Awantik Das edited this page Mar 17, 2017 · 7 revisions

There are two ways to create an RDD in PySpark: you can either .parallelize(...) a collection (list or an array of some elements):

data = sc.parallelize([('Amber', 22), ('Alfred', 23), ('Skye',4), ('Albert', 12), ('Amber', 9)])

Object holding data type - ParallelCollectionRDD


Or you can reference a file (or files) located either locally or somewhere externally:

data_from_file = sc. textFile('/Users/drabast/Documents/VS14MORT.txt.gz',4)

Object holding data type - MapPartitionsRDD The last parameter in sc.textFile(..., n) specifies the number of partitions the dataset is divided into.


Schema

RDDs are schema-less data structures (unlike DataFrames, which we will discuss in the next).

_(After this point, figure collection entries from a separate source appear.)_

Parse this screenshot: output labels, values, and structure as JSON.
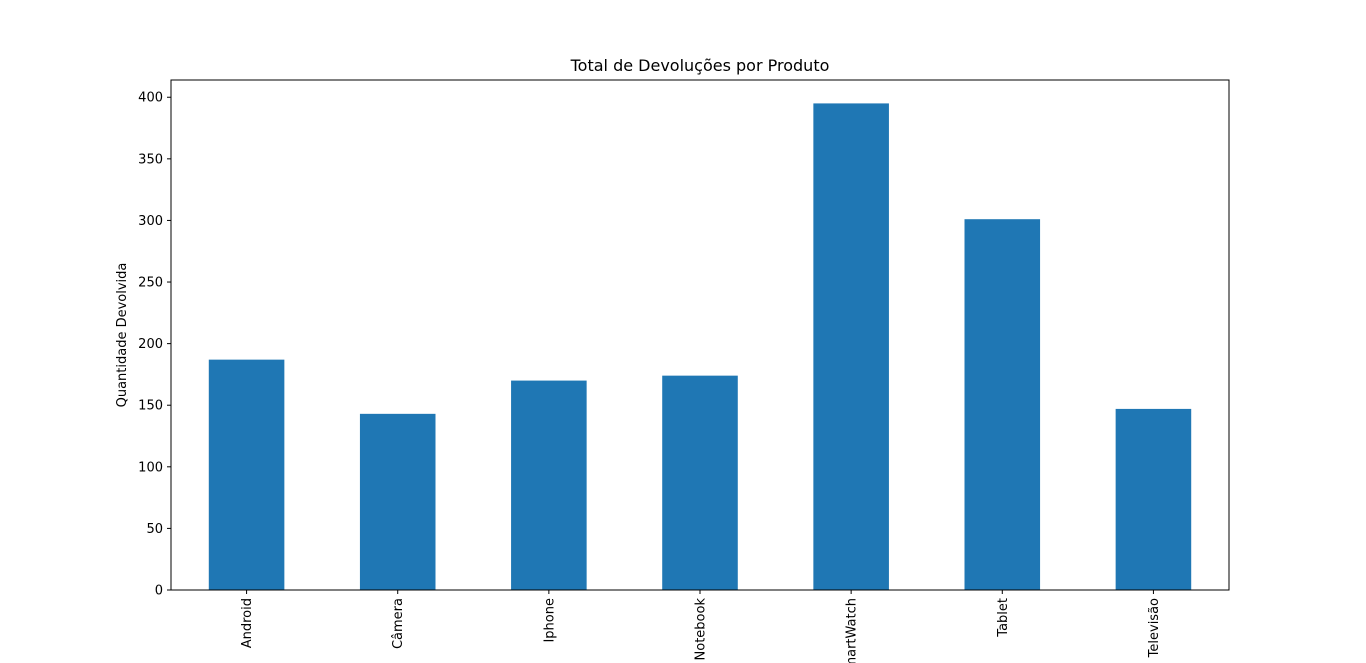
{
  "chart_data": {
    "type": "bar",
    "title": "Total de Devoluções por Produto",
    "xlabel": "",
    "ylabel": "Quantidade Devolvida",
    "categories": [
      "Android",
      "Câmera",
      "Iphone",
      "Notebook",
      "SmartWatch",
      "Tablet",
      "Televisão"
    ],
    "values": [
      187,
      143,
      170,
      174,
      395,
      301,
      147
    ],
    "ylim": [
      0,
      414
    ],
    "yticks": [
      0,
      50,
      100,
      150,
      200,
      250,
      300,
      350,
      400
    ],
    "grid": false,
    "legend": "none",
    "bar_color": "#1f77b4",
    "xtick_rotation": "vertical"
  }
}
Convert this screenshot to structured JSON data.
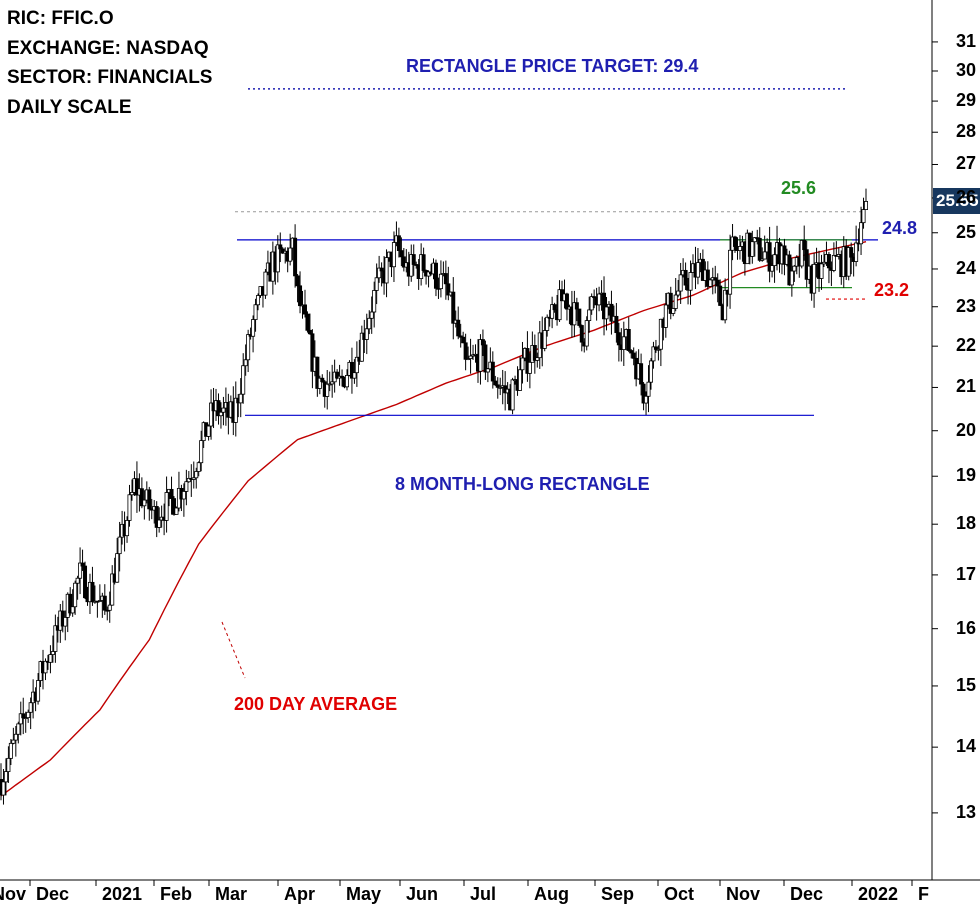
{
  "info": {
    "ric": "RIC: FFIC.O",
    "exchange": "EXCHANGE: NASDAQ",
    "sector": "SECTOR: FINANCIALS",
    "scale": "DAILY SCALE"
  },
  "annotations": {
    "price_target": "RECTANGLE PRICE TARGET: 29.4",
    "rectangle": "8 MONTH-LONG RECTANGLE",
    "ma": "200 DAY AVERAGE",
    "high_label": "25.6",
    "resistance_label": "24.8",
    "support_label": "23.2",
    "last_price": "25.55"
  },
  "colors": {
    "candle": "#000000",
    "ma": "#c00000",
    "rectangle": "#0000cc",
    "target": "#1f1fb0",
    "consolidation": "#228b22",
    "support_label": "#e00000",
    "price_tag_bg": "#17375e"
  },
  "chart_data": {
    "type": "candlestick",
    "y_scale": "log",
    "y_ticks": [
      13,
      14,
      15,
      16,
      17,
      18,
      19,
      20,
      21,
      22,
      23,
      24,
      25,
      26,
      27,
      28,
      29,
      30,
      31
    ],
    "x_ticks": [
      "Nov",
      "Dec",
      "2021",
      "Feb",
      "Mar",
      "Apr",
      "May",
      "Jun",
      "Jul",
      "Aug",
      "Sep",
      "Oct",
      "Nov",
      "Dec",
      "2022",
      "F"
    ],
    "ylim": [
      12.3,
      32.5
    ],
    "close_path": [
      [
        0,
        13.5
      ],
      [
        8,
        15.2
      ],
      [
        16,
        17.0
      ],
      [
        21,
        16.3
      ],
      [
        27,
        18.8
      ],
      [
        31,
        18.2
      ],
      [
        35,
        18.5
      ],
      [
        39,
        19.2
      ],
      [
        43,
        20.5
      ],
      [
        47,
        20.3
      ],
      [
        51,
        22.6
      ],
      [
        55,
        24.2
      ],
      [
        59,
        24.5
      ],
      [
        60,
        23.3
      ],
      [
        64,
        21.2
      ],
      [
        68,
        21.0
      ],
      [
        72,
        21.8
      ],
      [
        76,
        23.5
      ],
      [
        80,
        24.6
      ],
      [
        82,
        24.0
      ],
      [
        86,
        24.1
      ],
      [
        90,
        23.5
      ],
      [
        94,
        21.5
      ],
      [
        97,
        21.8
      ],
      [
        101,
        21.0
      ],
      [
        103,
        20.8
      ],
      [
        106,
        21.6
      ],
      [
        110,
        22.3
      ],
      [
        114,
        23.3
      ],
      [
        118,
        22.3
      ],
      [
        120,
        23.2
      ],
      [
        124,
        22.6
      ],
      [
        128,
        21.8
      ],
      [
        130,
        20.9
      ],
      [
        134,
        22.8
      ],
      [
        138,
        23.6
      ],
      [
        142,
        24.1
      ],
      [
        146,
        23.0
      ],
      [
        148,
        24.5
      ],
      [
        152,
        24.6
      ],
      [
        156,
        24.3
      ],
      [
        158,
        24.6
      ],
      [
        160,
        23.6
      ],
      [
        162,
        24.4
      ],
      [
        164,
        23.7
      ],
      [
        168,
        24.2
      ],
      [
        172,
        24.2
      ],
      [
        174,
        25.4
      ],
      [
        175,
        25.55
      ]
    ],
    "ma_path": [
      [
        0,
        13.25
      ],
      [
        10,
        13.8
      ],
      [
        20,
        14.6
      ],
      [
        30,
        15.8
      ],
      [
        40,
        17.6
      ],
      [
        50,
        18.9
      ],
      [
        60,
        19.8
      ],
      [
        70,
        20.2
      ],
      [
        80,
        20.6
      ],
      [
        90,
        21.1
      ],
      [
        100,
        21.5
      ],
      [
        110,
        22.0
      ],
      [
        120,
        22.4
      ],
      [
        130,
        22.9
      ],
      [
        140,
        23.3
      ],
      [
        150,
        23.9
      ],
      [
        160,
        24.3
      ],
      [
        175,
        24.75
      ]
    ],
    "levels": {
      "rectangle_top": 24.8,
      "rectangle_bottom": 20.35,
      "price_target": 29.4,
      "recent_high": 25.6,
      "consolidation_top": 24.8,
      "consolidation_bottom": 23.5,
      "consolidation_low": 23.2
    },
    "last_close": 25.55
  }
}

Thus, parallelizing a dataset, such as in the following code snippet, is perfectly fine with Spark when using RDDs:

data_heterogenous = sc.parallelize([ ('Ferrari', 'fast'), {'Porsche': 100000}, ['Spain','visited', 4504] ]).collect()

So, we can mix almost anything: a tuple, a dict, or a list and Spark will not complain.

Once you .collect() the dataset (that is, run an action to bring it back to the driver) you can access the data in the object as you would normally do in Python:

data_heterogenous[1]['Porsche'] 100000

The .collect() method returns all the elements of the RDD to the driver where it is serialized as a list.